Le Dr Faucher estime qu'il s'agit d'un «scénario d'homicide-suicide avec appels téléphoniques au contenu annonciateur et un testament verbal». Selon le récit de M. Turcotte, l'idée obsédante de se tuer lui est venue quand il s'est mis à lire les courriels que son ex-femme, Isabelle Gaston, avait échangés avec son amant, Martin Huot. Cette lecture a débuté vers 18h20, le 20 février 2009. Il venait de coucher les enfants. Or, vers 20h30, il a annulé deux rendez-vous qu'il avait le lendemain, l'un avec l'agent immobilier pour l'inspection de sa nouvelle maison, l'autre avec la voisine qui devait venir garder les enfants pendant cette inspection.

État de conscience

«Il est conscient de son environnement, du temps, du lendemain, de ses enfants. Il parle», a expliqué le Dr Faucher, avant de rappeler que M. Turcotte avait ensuite appelé sa mère et discuté près d'une heure avec elle. Il avait un amalgame de sentiments négatifs, dont certains étaient directement liés à son ex-conjointe. Ses propos ressemblaient à un testament, selon l'expert. M. Turcotte a mis fin à la conversation quand il a entendu sa mère bâiller, autre indice de son état de conscience.
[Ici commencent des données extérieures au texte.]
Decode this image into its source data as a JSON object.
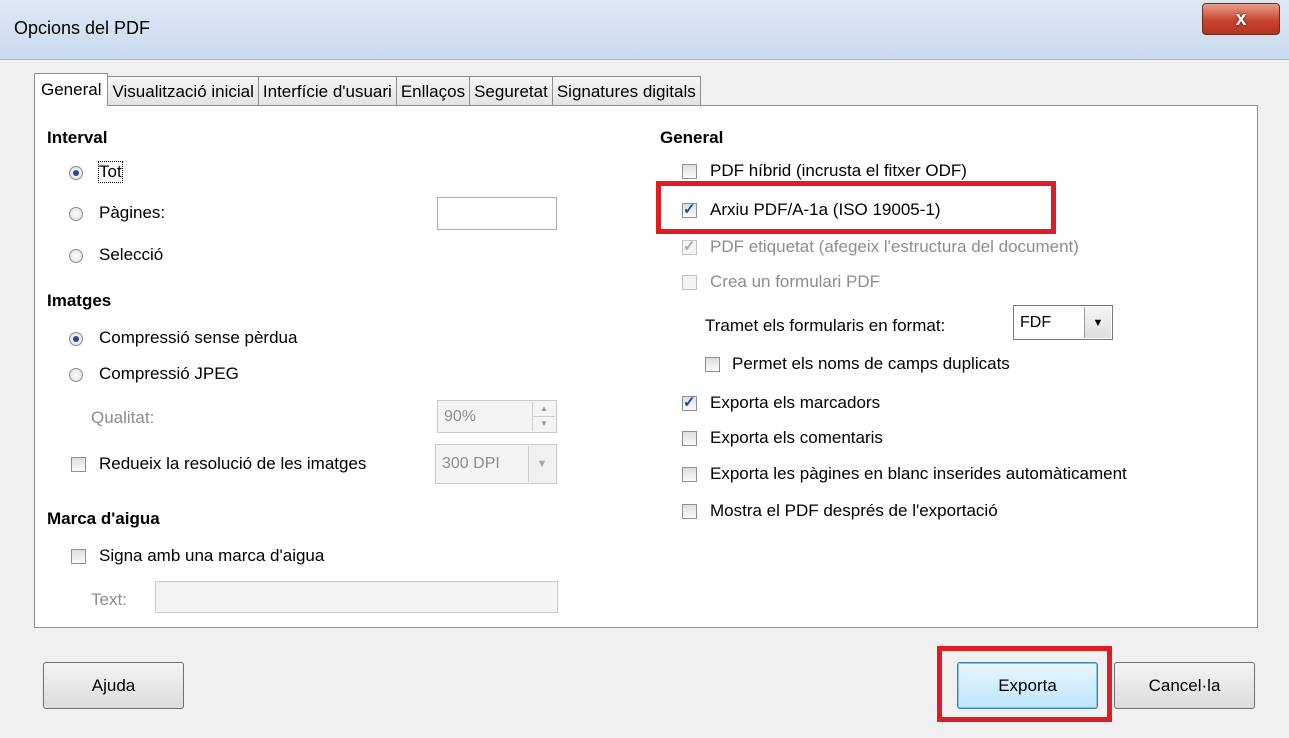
{
  "window": {
    "title": "Opcions del PDF",
    "close_glyph": "x"
  },
  "tabs": [
    "General",
    "Visualització inicial",
    "Interfície d'usuari",
    "Enllaços",
    "Seguretat",
    "Signatures digitals"
  ],
  "interval": {
    "heading": "Interval",
    "all": "Tot",
    "pages": "Pàgines:",
    "pages_value": "",
    "selection": "Selecció"
  },
  "images": {
    "heading": "Imatges",
    "lossless": "Compressió sense pèrdua",
    "jpeg": "Compressió JPEG",
    "quality_label": "Qualitat:",
    "quality_value": "90%",
    "reduce_label": "Redueix la resolució de les imatges",
    "dpi_value": "300 DPI"
  },
  "watermark": {
    "heading": "Marca d'aigua",
    "sign_label": "Signa amb una marca d'aigua",
    "text_label": "Text:",
    "text_value": ""
  },
  "general": {
    "heading": "General",
    "hybrid": "PDF híbrid (incrusta el fitxer ODF)",
    "archive": "Arxiu PDF/A-1a (ISO 19005-1)",
    "tagged": "PDF etiquetat (afegeix l'estructura del document)",
    "form": "Crea un formulari PDF",
    "submit_label": "Tramet els formularis en format:",
    "submit_value": "FDF",
    "duplicate": "Permet els noms de camps duplicats",
    "bookmarks": "Exporta els marcadors",
    "comments": "Exporta els comentaris",
    "blank_pages": "Exporta les pàgines en blanc inserides automàticament",
    "show_after": "Mostra el PDF després de l'exportació"
  },
  "buttons": {
    "help": "Ajuda",
    "export": "Exporta",
    "cancel": "Cancel·la"
  },
  "colors": {
    "highlight": "#e01b24",
    "accent": "#1d4e9c"
  }
}
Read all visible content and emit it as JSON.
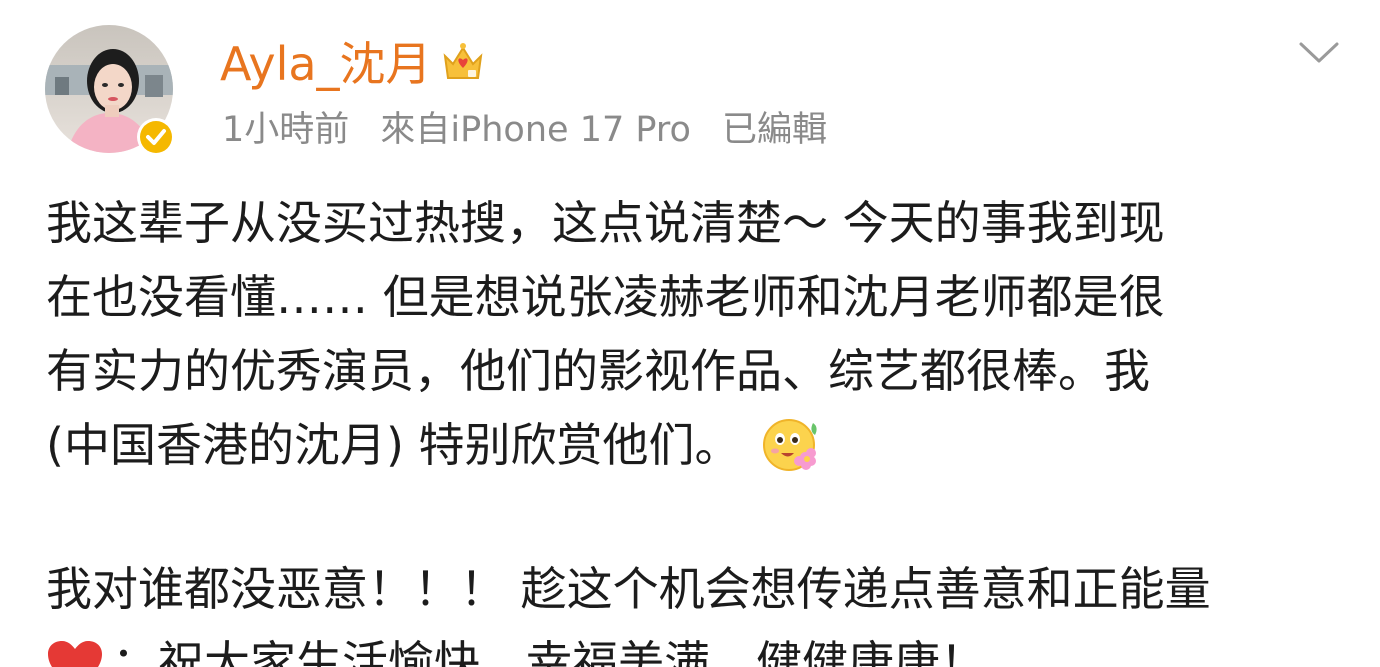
{
  "post": {
    "author": {
      "name": "Ayla_沈月",
      "avatar_icon": "avatar-photo",
      "verified_icon": "verified-check-icon",
      "member_icon": "crown-icon",
      "name_color": "#e8751f"
    },
    "meta": {
      "time": "1小時前",
      "source": "來自iPhone 17 Pro",
      "edited": "已編輯"
    },
    "menu_icon": "chevron-down-icon",
    "body": {
      "lines": [
        "我这辈子从没买过热搜，这点说清楚～ 今天的事我到现",
        "在也没看懂…… 但是想说张凌赫老师和沈月老师都是很",
        "有实力的优秀演员，他们的影视作品、综艺都很棒。我",
        "(中国香港的沈月) 特别欣赏他们。"
      ],
      "emoji": "flower-face-emoji",
      "paragraph2": [
        "我对谁都没恶意！！！ 趁这个机会想传递点善意和正能量",
        "：祝大家生活愉快，幸福美满，健健康康！"
      ],
      "heart_icon": "red-heart-icon"
    }
  }
}
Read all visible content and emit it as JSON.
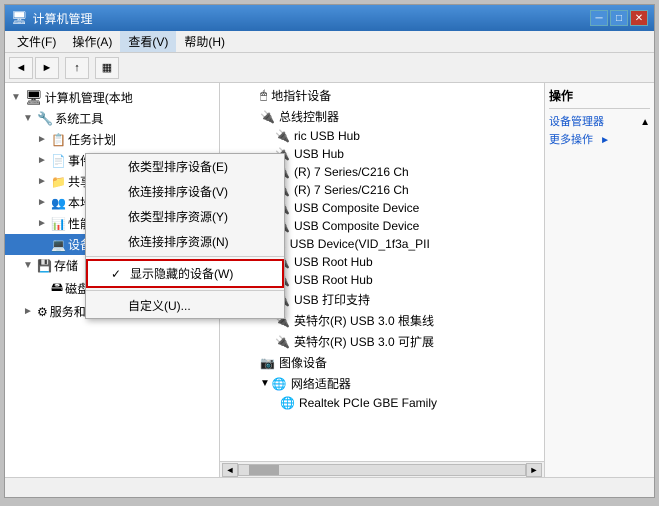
{
  "window": {
    "title": "计算机管理",
    "title_icon": "🖥",
    "min_btn": "─",
    "max_btn": "□",
    "close_btn": "✕"
  },
  "menu": {
    "file": "文件(F)",
    "action": "操作(A)",
    "view": "查看(V)",
    "help": "帮助(H)"
  },
  "view_dropdown": {
    "items": [
      {
        "id": "sort-by-type",
        "label": "依类型排序设备(E)",
        "check": ""
      },
      {
        "id": "sort-by-conn",
        "label": "依连接排序设备(V)",
        "check": ""
      },
      {
        "id": "sort-res-by-type",
        "label": "依类型排序资源(Y)",
        "check": ""
      },
      {
        "id": "sort-res-by-conn",
        "label": "依连接排序资源(N)",
        "check": ""
      },
      {
        "id": "show-hidden",
        "label": "显示隐藏的设备(W)",
        "check": "✓",
        "highlighted": true
      },
      {
        "id": "customize",
        "label": "自定义(U)...",
        "check": ""
      }
    ]
  },
  "toolbar": {
    "back": "◄",
    "forward": "►",
    "up": "↑",
    "view": "▦"
  },
  "left_tree": {
    "items": [
      {
        "level": 0,
        "label": "计算机管理(本地",
        "icon": "computer",
        "toggle": "▼",
        "selected": false
      },
      {
        "level": 1,
        "label": "系统工具",
        "icon": "tools",
        "toggle": "▼",
        "selected": false
      },
      {
        "level": 2,
        "label": "任务计划",
        "icon": "tasks",
        "toggle": "►",
        "selected": false
      },
      {
        "level": 2,
        "label": "事件查看",
        "icon": "events",
        "toggle": "►",
        "selected": false
      },
      {
        "level": 2,
        "label": "共享文件夹",
        "icon": "folder",
        "toggle": "►",
        "selected": false
      },
      {
        "level": 2,
        "label": "本地用户",
        "icon": "users",
        "toggle": "►",
        "selected": false
      },
      {
        "level": 2,
        "label": "性能",
        "icon": "perf",
        "toggle": "►",
        "selected": false
      },
      {
        "level": 2,
        "label": "设备管理器",
        "icon": "devices",
        "toggle": "",
        "selected": true
      },
      {
        "level": 1,
        "label": "存储",
        "icon": "storage",
        "toggle": "▼",
        "selected": false
      },
      {
        "level": 2,
        "label": "磁盘管理",
        "icon": "disk",
        "toggle": "",
        "selected": false
      },
      {
        "level": 1,
        "label": "服务和应用程序",
        "icon": "services",
        "toggle": "►",
        "selected": false
      }
    ]
  },
  "device_list": {
    "items": [
      {
        "label": "地指针设备",
        "icon": "usb",
        "indent": 40
      },
      {
        "label": "总线控制器",
        "icon": "usb",
        "indent": 40
      },
      {
        "label": "ric USB Hub",
        "icon": "usb",
        "indent": 60
      },
      {
        "label": "USB Hub",
        "icon": "usb",
        "indent": 60
      },
      {
        "label": "(R) 7 Series/C216 Ch",
        "icon": "usb",
        "indent": 60
      },
      {
        "label": "(R) 7 Series/C216 Ch",
        "icon": "usb",
        "indent": 60
      },
      {
        "label": "USB Composite Device",
        "icon": "usb",
        "indent": 60
      },
      {
        "label": "USB Composite Device",
        "icon": "usb",
        "indent": 60
      },
      {
        "label": "USB Device(VID_1f3a_PII",
        "icon": "usb_warn",
        "indent": 60
      },
      {
        "label": "USB Root Hub",
        "icon": "usb",
        "indent": 60
      },
      {
        "label": "USB Root Hub",
        "icon": "usb",
        "indent": 60
      },
      {
        "label": "USB 打印支持",
        "icon": "usb",
        "indent": 60
      },
      {
        "label": "英特尔(R) USB 3.0 根集线",
        "icon": "usb",
        "indent": 60
      },
      {
        "label": "英特尔(R) USB 3.0 可扩展",
        "icon": "usb",
        "indent": 60
      },
      {
        "label": "图像设备",
        "icon": "image",
        "indent": 40
      },
      {
        "label": "网络适配器",
        "icon": "net",
        "indent": 40,
        "expanded": true
      },
      {
        "label": "Realtek PCIe GBE Family",
        "icon": "net",
        "indent": 60
      }
    ]
  },
  "actions": {
    "title": "操作",
    "device_manager": "设备管理器",
    "more_actions": "更多操作",
    "arrow": "►"
  }
}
M. Turcotte soutient n'avoir que des flashs du reste des événements. Il dit avoir paniqué après avoir donné le premier coup de couteau à Olivier. Il lui en a donné 26 autres et en a donné 17 à la fillette. M. Turcotte n'a pas agi par sadisme, le Dr Faucher en est convaincu. «Je propose une hypothèse pour sa panique: que ce soit pour empêcher les enfants de le trouver mort ou pour les sacrifier sur l'autel de sa colère, le penser et le faire sont deux choses très différentes. La difficulté s'est révélée beaucoup plus grande. Il a peut-être eu peur de ne pas réussir, ou c'est la colère qui l'a poussé à agir.» L'expert a indiqué que, lorsque la violence est excessive et outrepasse la nécessité, cela indique souvent la peur ou la colère.

Le psychiatre a aussi retenu que M. Turcotte était conscient quand il a été trouvé le lendemain. Il s'était caché sous le lit; il a répondu «je le sais» au policier qui l'a traité d'imbécile. À l'hôpital, il savait exactement où il se trouvait, il a reconnu ses collègues, se souvenait de leurs noms, a puisé dans ses connaissances de médecin pour tenter de gérer son cas...

Stress et désespoir

Selon le Dr Faucher, les événements tragiques découlent de l'agir désespéré d'un individu en manque de moyens pour répondre au stress qu'il vivait dans le contexte de sa séparation. Mais il s'agit tout de même d'un acte délibéré afin d'exprimer tous ses ressentiments, croit-il.

Les deux experts de la défense ont pour leur part conclu que M. Turcotte n'était pas mentalement responsable de ses actes. Hier, le Dr Jacques Talbot, psychiatre traitant de M. Turcotte après les événements, a aussi témoigné. Il a dit que M. Turcotte avait de grandes capacités intellectuelles et professionnelles mais qu'il était très démuni quand il s'agissait d'extérioriser ses émotions. Il refoulait, il avait une colère rentrée.

Le Dr Faucher poursuivra son témoignage aujourd'hui, puis la défense le contre-interrogera. Il s'agit du dernier témoin de ce procès. On abordera ensuite l'étape des plaidoiries, mais ce ne sera certainement pas avant la semaine prochaine.